Ex-defensora suspeita de injúria racial é intimada a depor nesta sexta (13)
Em outras duas ocasiões em que era esperada, a servidora aposentada não apareceu; segundo o delegado responsável pelo caso, se ela não comparecer novamente, o inquérito será concluído mesmo sem o depoimento
A ex-defensora pública suspeita de praticar injúria racial contra dois entregadores em Niterói, na região metropolitana do Rio de Janeiro, foi intimada para depor na delegacia na tarde desta sexta-feira (13). A mulher de 59 anos é aguardada pela polícia pela terceira vez. Nas outras duas ocasiões em que era esperada, ela não compareceu.
À CNN, o delegado Carlos César Santos informou que, se ela faltar, o inquérito será concluído sem o depoimento. A pena para injúria racial varia de um a três anos de prisão.
A mulher já tem pelo menos seis registros policiais. Em 2001, por lesão corporal e constrangimento; em 2013, foram dois por injúria e um por lesão corporal.

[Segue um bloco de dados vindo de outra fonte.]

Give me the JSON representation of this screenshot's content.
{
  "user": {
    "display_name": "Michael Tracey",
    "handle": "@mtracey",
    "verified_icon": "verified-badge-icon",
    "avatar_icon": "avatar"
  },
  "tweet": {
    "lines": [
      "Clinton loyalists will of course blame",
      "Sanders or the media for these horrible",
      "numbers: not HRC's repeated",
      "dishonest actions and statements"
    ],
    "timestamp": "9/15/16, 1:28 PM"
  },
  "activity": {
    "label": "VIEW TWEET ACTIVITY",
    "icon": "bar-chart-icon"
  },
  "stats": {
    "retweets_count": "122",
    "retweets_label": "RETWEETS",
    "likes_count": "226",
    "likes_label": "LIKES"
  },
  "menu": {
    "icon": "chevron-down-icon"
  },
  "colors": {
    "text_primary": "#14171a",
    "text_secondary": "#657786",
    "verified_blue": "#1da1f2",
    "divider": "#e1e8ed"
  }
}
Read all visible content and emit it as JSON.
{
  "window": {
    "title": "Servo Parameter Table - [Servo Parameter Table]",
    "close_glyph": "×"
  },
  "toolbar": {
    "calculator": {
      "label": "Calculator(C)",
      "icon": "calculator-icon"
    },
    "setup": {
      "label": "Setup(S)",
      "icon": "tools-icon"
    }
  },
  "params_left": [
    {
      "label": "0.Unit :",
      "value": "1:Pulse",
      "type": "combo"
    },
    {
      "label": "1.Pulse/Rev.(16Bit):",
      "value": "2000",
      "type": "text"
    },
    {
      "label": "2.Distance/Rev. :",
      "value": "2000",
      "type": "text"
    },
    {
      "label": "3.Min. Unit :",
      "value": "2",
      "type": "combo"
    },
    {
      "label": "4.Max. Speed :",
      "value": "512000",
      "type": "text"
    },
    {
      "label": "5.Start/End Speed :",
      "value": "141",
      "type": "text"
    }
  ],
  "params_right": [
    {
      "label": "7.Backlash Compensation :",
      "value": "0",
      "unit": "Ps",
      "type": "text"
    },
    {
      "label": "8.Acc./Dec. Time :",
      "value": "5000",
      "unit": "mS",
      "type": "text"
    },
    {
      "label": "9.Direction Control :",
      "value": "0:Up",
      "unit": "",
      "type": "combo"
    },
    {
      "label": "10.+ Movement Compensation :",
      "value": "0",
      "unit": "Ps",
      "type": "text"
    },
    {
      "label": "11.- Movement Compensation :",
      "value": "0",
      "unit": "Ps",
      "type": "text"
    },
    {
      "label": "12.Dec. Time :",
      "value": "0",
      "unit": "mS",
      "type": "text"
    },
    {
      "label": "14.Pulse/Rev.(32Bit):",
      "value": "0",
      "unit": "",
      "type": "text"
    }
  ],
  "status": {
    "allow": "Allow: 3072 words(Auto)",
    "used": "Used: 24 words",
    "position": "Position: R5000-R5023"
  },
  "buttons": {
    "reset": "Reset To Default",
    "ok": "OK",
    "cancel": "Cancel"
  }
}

No ano seguinte, 2014, mais dois por injúria e, em 2017, houve mais um registro de injúria.
O caso em Niterói teve início com um vídeo feito por uma das vítimas, que viralizou nas redes sociais. Nele, a defensora pública aposentada chama um dos entregadores de “macaco”. Segundo relatos, a ofensa aconteceu depois que ela pediu para que o homem retirasse a van de entrega de produtos da frente de sua garagem.
De acordo com as vítimas, o entregador informou que aguardaria o outro funcionário para remover o veículo, já que ele não tinha carteira de habilitação. Segundo Joab Gama de Souza, advogado responsável pela defesa das vítimas, depois das ofensas, a mulher lançou objetos na direção dos entregadores.
A Polícia Civil informou que ouviu o depoimento das vítimas e analisou os vídeos das câmeras de segurança do condomínio, além do vídeo feito por um dos entregadores.
A Defensoria Pública do Rio de Janeiro informou que “é absolutamente contrária a qualquer forma de discriminação”. A CNN não conseguiu o contato da defesa da defensora aposentada.
Racismo no país
Neste 13 de maio, a abolição da escravatura no Brasil completa 134 anos. Anualmente, centenas de brasileiros pretos e pardos continuam sofrendo preconceito, com ofensas e xingamentos racistas.
Em 2021, foram registradas 1.181 violações de direitos humanos praticadas contra pessoas pretas e pardas, motivadas pela raça ou cor da vítima, segundo dados disponíveis no site do Ministério da Mulher, da Família e dos Direitos Humanos. Do início deste ano até o dia 6 de maio, mais 374 foram registradas.
Para o coordenador executivo da Iniciativa de Direito à Memória e Justiça Racial (IDMJR), Fransérgio Goulart, o racismo não pode ser encarado como um problema apenas da população negra.
“Enquanto o branco, primeiro, não perceber que é parte do problema, se reconhecer como uma raça e que essa raça é dotada de privilégios, nós não vamos avançar. Quem faz esse tipo de ofensa racista está exercendo esse privilégio, que não é só econômico, e que faz com que a pessoa se sinta superior”, diz Goulart.
“É o que muitas pessoas e parte do movimento negro têm colocado, que se a gente não conseguir levantar o debate dos privilégios da branquitude, a gente não vai conseguir enfrentar o racismo”, defende.
Os dados do governo federal mostram ainda que o número de violações cresce entre pessoas com renda mais baixa. Em um ano, de maio do ano passado até o momento atual, pessoas pretas e pardas que ganham até 1 salário mínimo foram quase 19 vezes mais vítimas de preconceito do que as que ganham entre 5 e 15 salários mínimos.
Enquanto os mais pobres sofreram 302 violações, os que têm maior renda somaram 16 casos. Os que ganham mais de 15 salários foram vítimas em apenas 6 ocasiões, nesses 12 meses.
Para Daniela Fichino, coordenadora da Justiça Global, organização não governamental de direitos humanos, “o recorte de classe não pode invisibilizar o caráter estrutural da violência racial”.
“Penso que nenhuma pessoa negra no Brasil está livre de sofrer racismo. Mas é certo que pessoas de renda mais baixa estão socialmente mais expostas a sofrerem violações relacionadas ao racismo, porque a própria prevalência de pessoas negras em setores sociais de baixa renda é um efeito do racismo sistêmico. A ausência de água encanada, de saneamento básico, de alimentação adequada, de moradia são violações que afetam mais a população negra proporcionalmente do que a população branca”, afirma a advogada.
“Vivemos sob uma dinâmica social estruturalmente forjada no racismo e o maior índice de violações contra pessoas negras de baixa renda, apontado na pesquisa, faz parte inequívoca dessa combinação de vulnerabilidades sociais impostas estruturalmente às pessoas negras”, completa.